If the backups weren’t secured properly, attackers were able to delete backups or use compromised credentials to access management panels. If the backups failed or were deleted by attackers, paying the ransom might seem like the only way out. But, according to the Rubrik report, only 16% of organizations recovered all data after paying the ransomware demand.
The reason? The ransomware gangs aren’t very good at their decryption tools and aren’t particularly motivated, either. As long as their tools do something, anything, the victims have hope.
According to Stone, today’s ransomware attacks are rarely conducted by a single group. Instead, there’s an attack ecosystem. One actor finds the vulnerability that gets them into an environment. Another plants the ransomware. A third steals data and resells it. Someone else uses stolen credentials to launch more attacks. Other actors may use the same access path to plant crypto-miners, or more ransomware.
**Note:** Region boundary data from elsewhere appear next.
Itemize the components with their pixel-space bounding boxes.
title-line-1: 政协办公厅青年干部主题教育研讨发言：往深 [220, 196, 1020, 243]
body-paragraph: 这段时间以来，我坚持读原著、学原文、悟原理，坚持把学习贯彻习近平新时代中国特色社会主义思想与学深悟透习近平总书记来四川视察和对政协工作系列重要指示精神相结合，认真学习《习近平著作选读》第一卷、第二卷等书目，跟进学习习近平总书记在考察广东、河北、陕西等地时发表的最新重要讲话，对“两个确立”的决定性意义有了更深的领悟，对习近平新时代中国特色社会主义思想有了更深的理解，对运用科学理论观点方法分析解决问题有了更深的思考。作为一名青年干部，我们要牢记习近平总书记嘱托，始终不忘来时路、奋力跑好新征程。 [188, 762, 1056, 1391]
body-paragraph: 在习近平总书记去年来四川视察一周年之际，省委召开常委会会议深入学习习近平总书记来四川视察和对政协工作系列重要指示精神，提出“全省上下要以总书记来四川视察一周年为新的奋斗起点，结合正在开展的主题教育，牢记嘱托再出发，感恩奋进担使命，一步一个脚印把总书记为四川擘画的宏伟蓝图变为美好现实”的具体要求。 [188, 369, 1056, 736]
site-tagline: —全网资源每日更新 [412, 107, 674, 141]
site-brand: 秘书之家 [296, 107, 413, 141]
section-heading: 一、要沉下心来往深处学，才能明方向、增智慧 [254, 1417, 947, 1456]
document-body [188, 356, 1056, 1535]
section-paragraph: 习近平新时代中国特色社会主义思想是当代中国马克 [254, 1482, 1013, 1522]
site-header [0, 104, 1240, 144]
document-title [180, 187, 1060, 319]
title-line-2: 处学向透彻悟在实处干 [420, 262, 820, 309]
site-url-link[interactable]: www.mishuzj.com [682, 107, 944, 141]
“It’s not unusual for multiple threat actors to be involved in an intrusion,” Stone says.
So it’s not a surprise that, according to Barracuda, 38% of organizations reported two or more successful ransomware attacks in 2022–up from fewer than 20% in 2019. “You can become an annuity for the criminals because they can keep asking for more money,” says Catherine Castaldo, partner with Reed Smith’s tech and data practice. “We’ve seen this happen, especially in sensitive areas like hospitals and law firms.”
Companies that are avoiding investing in multilayered security, strong encryption, multifactor authentication and robust backups because they think they won’t be hit by ransomware — or, if they are, that it would be cheaper to just pay the ransom and get back to work — are living in the past. This strategy might have worked in 2013 when ransomware attacks were rare and ransoms were tiny. But it doesn’t work today.